Maske kullanımının azalmasıyla üst teneffüs yolu enfeksiyonlarının da yine kendisini göstermeye başladığını belirten Prof. Dr. Yiyit, “Hapşırmaların, öksürmelerin olmadığı bir 1,5 yıl yaşadık. Sebebi de şu; maske nasıl bizi korona virüsten koruyorsa aslında bütün viral enfeksiyonlardan koruyor. Gribal enfeksiyonların olmadığı bir periyot yaşadık. Lakin birinci kez son birkaç ayda maskenin en çok ihmal edildiği ayları yaşadık. Bu da şu demek; demek ki biz bu sonbahar yalnızca koronayla yaşamayacağız beraberinde öbür üst teneffüs yolu enfeksiyonları da hayatımızın bir gerçeği olacak. Gribal enfeksiyonlar ve gribin yaptığı salgının bu yıl tekrar olma ihtimali var. İkisi bir ortada olacağı için bunu ayırt etmemiz çok sıkıntı olacak. Bilhassa riskli kümenin bu kış için söylüyorum, grip aşılarını olmaları bence gerekecek. Korona için de ilaçlar çıkma yolunda ilerliyor. Önümüzdeki yıl hayatımıza girme ihtimali var. Tekrar kapanmalar, sınırlamalar, hayatımıza verilmiş molalar istemiyorsak bizim şu an biraz daha sabretmemiz lazım. Maske hayatımızdan çıktıktan sonra da eskisi üzere kış, sonbahar ayları viral enfeksiyonların tekrar hayatımıza geri geleceğini unutmamak lazım. Aşının tesirini bir her manada hissediyoruz. 30 bin hadisemiz var fakat 30 bin olayın hastaneye ve ağır bakıma yansıması 30 binlik üzere değil, daha düşük” halinde konuştu.
“İnsanların birçoğunun öyküsünün ağır bakımında yahut morgda bittiğini unutmayalım”

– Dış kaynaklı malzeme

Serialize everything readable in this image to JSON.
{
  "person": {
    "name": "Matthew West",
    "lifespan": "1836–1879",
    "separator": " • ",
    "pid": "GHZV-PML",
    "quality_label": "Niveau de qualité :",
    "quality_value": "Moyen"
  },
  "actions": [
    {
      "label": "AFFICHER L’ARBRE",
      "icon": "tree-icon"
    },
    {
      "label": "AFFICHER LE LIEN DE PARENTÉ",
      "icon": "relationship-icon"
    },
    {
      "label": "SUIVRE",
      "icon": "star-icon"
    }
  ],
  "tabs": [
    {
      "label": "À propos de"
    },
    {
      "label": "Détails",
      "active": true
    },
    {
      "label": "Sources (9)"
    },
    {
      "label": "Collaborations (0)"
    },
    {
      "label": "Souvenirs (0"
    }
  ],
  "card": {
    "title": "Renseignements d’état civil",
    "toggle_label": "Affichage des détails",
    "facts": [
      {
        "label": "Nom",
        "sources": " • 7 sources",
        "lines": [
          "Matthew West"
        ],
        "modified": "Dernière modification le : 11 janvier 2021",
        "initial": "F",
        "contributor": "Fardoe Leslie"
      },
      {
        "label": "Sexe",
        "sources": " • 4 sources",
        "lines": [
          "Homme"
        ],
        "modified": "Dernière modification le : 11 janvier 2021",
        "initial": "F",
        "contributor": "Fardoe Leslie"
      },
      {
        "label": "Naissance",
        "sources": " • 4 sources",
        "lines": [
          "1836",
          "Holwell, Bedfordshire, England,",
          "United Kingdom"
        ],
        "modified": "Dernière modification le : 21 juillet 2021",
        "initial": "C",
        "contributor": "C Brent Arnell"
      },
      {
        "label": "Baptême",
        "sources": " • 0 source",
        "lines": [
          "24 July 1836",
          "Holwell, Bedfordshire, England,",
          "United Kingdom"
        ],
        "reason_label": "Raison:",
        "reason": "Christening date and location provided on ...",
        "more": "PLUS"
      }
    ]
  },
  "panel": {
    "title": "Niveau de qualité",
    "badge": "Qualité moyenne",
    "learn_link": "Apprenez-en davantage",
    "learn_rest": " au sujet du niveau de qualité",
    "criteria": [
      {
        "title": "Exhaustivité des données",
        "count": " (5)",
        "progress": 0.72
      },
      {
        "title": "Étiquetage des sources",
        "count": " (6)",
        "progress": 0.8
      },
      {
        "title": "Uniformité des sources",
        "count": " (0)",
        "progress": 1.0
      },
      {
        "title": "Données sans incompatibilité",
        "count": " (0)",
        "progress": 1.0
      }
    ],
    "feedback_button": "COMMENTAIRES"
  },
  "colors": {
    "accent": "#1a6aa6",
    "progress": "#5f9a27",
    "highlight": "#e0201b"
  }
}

Korona virüse karşı maske, aralık üzere tedbirlerin uygulanmaması durumunda sürecin olumsuz bir eğilim göstereceğini lisana getiren Yiyit, kelamlarını şöyle sürdürdü: “Hayatımızda hiç korona yokmuşçasına her şeyi süratlice normalleştirirsek sivrilme dönemleri, yükselme trendleri bunlar hayatımızın bir gerçeği olabilir. ya tesirli bir ilaç süratlice dünya üzerinde kullanıma geçer ya da süratlice toplumu aşılarız bunlardan biri olursa pandeminin sonu gelebilir. Ben umutlu bir yol yürüdüğümüzü düşünüyorum. Bu virüsü denetimsiz yakalayan yahut temas eden insanların birçoğunun öyküsünün 112’nin götürdüğü ağır bakımında yahut morgunda bittiğini unutmayalım. Ağır bakımlarda görünüm ortada biz aşısızları ya da aşı takvimini tamamlamışları konuk ediyoruz”
“Bilim Heyeti yüz yüze eğitimden yana”
Artan olay sayıları ve yüz yüze eğitime ait değerlendirmelerde bulunan Yiyit, “Bilim Heyeti artık online eğitimin katiyen hiçbir halde uğramaması taraftarı yeni yaklaşımımız şu; eğitimi sekteye uğratmamak olay çıkan sınıfları karantinaya almak. Çalışmalar şunu gösteriyor, çoğunlukla okula virüs konuttan gidiyor. Yüzde 70’in üzerinde çocuklar kendi konutlarından virüsü okula getiriyor. O yüzden eğitim bir daha hiç sekteye uğramasın çocuklarımızın sıraları çocuklardan yoksun kalmasın istiyorsak bunun birinci yolu konutlarda bulaşıcılığı engellemek. Benim ailelerden en büyük istirhamın çocukları okula gidiyorsa lütfen konuttaki herkes aşılarını yaptırsın. Çocuklarda hadise arttı, şu an Türkiye’de olayların 3’te biri çocuk yaş kümesinde çıkıyor. Fakat sevindirici olanı yatan hasta ve ağır bakıma çok büyük yansıması olmadı. Bu dalgada çocuklar çok ağır geçirmiyor. Bu uygun bir şey, inşallah daima bu türlü sarfiyat. Üniversite kümesi bizim için değerli orası daha yetişkin yaş kümesine yakın ve onların ortasında Covid’i az geçirenler çıkabiliyor. Bilhassa üniversite gençliğinden aşı konusunda bize dayanak olmalarını istirham ediyorum. Bir daha sahne sanatları seyircisiz kalsın istemiyorsak, futbolseverler tribünler boş kalsın, okullar çocuk sesinden yoksun kalsın is çtemiyorsak ve hiç kimse artık konutuna ekmek getirip getiremeyeceğim üzere bir soru işaretine yürümek istemiyorsa, işyerlerimiz daima açık kalsın istiyorsak bu işin yolu belli” derken Yiyit, yakın vakitte bir kısıtlamanın gelip gelmeyeceğine ait, “Şu an için beklemiyoruz bu türlü bir plan bu türlü bir öngörü yok. Yasaklar değil, ahenktir süreci belirleyen biz ne kadar yasak getirirsek getireyim bir ahenk yoksa o yasaklar yalnızca yazıldığı yerde kalır” dedi.